Commander Scott Altman, Pilot Duane Carey, Flight Engineer Nancy Currie and spacewalkers John Grunsfeld, Rick Linnehan, Jim Newman and Mike Massimino blasted off of Launch Pad 39-A at the Kennedy Space Center at 5:22 a.m. Central time as Hubble orbited just west of Sarasota, Florida at an altitude of about 360 miles. Because of its brightness and elevation, the telescope was visible in the pre-dawn sky over the launch site as Columbia began its pursuit.
Less than nine minutes later, the pioneer shuttle was in orbit for the first time since July 1999, following an extensive modification period in which many of its systems were replaced and enhanced.

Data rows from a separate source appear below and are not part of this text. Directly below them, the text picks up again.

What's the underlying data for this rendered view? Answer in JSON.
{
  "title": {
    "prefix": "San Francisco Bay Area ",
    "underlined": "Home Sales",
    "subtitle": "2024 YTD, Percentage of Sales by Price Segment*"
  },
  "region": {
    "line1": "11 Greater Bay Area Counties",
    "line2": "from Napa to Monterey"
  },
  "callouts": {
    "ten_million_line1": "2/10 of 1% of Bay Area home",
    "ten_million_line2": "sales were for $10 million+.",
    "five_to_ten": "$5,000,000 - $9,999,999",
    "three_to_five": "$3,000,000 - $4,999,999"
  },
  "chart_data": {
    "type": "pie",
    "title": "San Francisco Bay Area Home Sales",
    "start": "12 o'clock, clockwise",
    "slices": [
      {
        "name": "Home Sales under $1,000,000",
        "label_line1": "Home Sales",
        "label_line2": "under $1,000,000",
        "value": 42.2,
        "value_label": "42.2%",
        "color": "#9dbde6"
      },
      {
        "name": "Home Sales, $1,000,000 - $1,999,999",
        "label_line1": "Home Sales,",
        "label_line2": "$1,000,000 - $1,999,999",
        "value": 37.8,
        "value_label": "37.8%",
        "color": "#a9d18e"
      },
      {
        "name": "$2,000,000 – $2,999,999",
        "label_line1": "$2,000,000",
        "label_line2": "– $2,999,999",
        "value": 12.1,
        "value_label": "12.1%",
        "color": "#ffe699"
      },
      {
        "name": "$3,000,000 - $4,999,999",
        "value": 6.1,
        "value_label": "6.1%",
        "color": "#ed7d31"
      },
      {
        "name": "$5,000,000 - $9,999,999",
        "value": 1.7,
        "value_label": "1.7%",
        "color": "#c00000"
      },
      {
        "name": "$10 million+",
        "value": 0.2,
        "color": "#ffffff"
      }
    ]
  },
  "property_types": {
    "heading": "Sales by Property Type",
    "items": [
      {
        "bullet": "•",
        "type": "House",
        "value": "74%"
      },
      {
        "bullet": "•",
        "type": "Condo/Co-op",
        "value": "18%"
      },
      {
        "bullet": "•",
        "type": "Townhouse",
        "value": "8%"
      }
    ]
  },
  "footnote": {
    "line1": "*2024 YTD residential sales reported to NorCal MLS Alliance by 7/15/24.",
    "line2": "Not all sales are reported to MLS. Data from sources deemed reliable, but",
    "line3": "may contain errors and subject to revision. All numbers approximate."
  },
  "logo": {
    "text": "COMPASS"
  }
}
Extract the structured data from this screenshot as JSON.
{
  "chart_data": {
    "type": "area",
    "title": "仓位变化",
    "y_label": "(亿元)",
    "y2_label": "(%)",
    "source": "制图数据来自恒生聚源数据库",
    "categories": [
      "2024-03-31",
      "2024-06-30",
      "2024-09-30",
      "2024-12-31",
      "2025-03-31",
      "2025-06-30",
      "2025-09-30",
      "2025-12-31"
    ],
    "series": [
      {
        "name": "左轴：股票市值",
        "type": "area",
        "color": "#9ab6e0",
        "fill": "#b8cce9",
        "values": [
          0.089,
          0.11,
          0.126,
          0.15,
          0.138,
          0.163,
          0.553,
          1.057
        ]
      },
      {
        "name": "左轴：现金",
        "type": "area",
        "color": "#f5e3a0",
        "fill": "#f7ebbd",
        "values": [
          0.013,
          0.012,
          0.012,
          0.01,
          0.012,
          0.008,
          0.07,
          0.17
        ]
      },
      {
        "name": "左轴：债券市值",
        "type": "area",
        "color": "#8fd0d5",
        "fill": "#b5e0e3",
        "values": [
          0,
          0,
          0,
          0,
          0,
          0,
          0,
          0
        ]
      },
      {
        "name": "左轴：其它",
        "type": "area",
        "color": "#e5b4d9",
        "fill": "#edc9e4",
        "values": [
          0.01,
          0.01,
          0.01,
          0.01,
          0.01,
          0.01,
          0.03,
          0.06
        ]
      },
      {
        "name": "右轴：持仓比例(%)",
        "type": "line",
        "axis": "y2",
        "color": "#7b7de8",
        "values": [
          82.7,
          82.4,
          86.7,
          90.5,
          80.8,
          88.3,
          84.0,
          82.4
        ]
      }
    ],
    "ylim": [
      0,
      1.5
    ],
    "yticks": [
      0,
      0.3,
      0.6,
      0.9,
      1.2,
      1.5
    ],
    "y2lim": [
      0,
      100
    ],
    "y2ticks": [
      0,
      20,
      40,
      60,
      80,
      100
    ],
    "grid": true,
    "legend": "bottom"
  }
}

Columbia began a two-day chase to reach Hubble for its fourth service call, in which the observatory's solar arrays, main power switching unit, and a gyroscopic pointing mechanism will be replaced by newer components. In addition, the spacewalkers will also install a new scientific instrument ten times more powerful than the Hubble's Wide Field Planetary Camera to survey the universe and will attempt to restore an infrared instrument through the installation of a cooling system and an external radiator.
If all goes as planned, Currie will use Columbia's robot arm to grapple Hubble shortly after 3 a.m. CST on Sunday, setting the stage for five consecutive days of servicing spacewalks beginning early Monday morning.
Columbia's crew will spend the next few hours unpacking equipment, setting up computers and conducting the first of periodic engine firings that will occur over the next two days to refine the shuttle's approach to Hubble. The shuttle crew will begin its first sleep period at 12:22 p.m. CST and will be awakened at 8:22 p.m. this evening to begin its first full day in orbit, designed to test the ship's robot arm, spacesuits and rendezvous equipment which will be used over the next few days.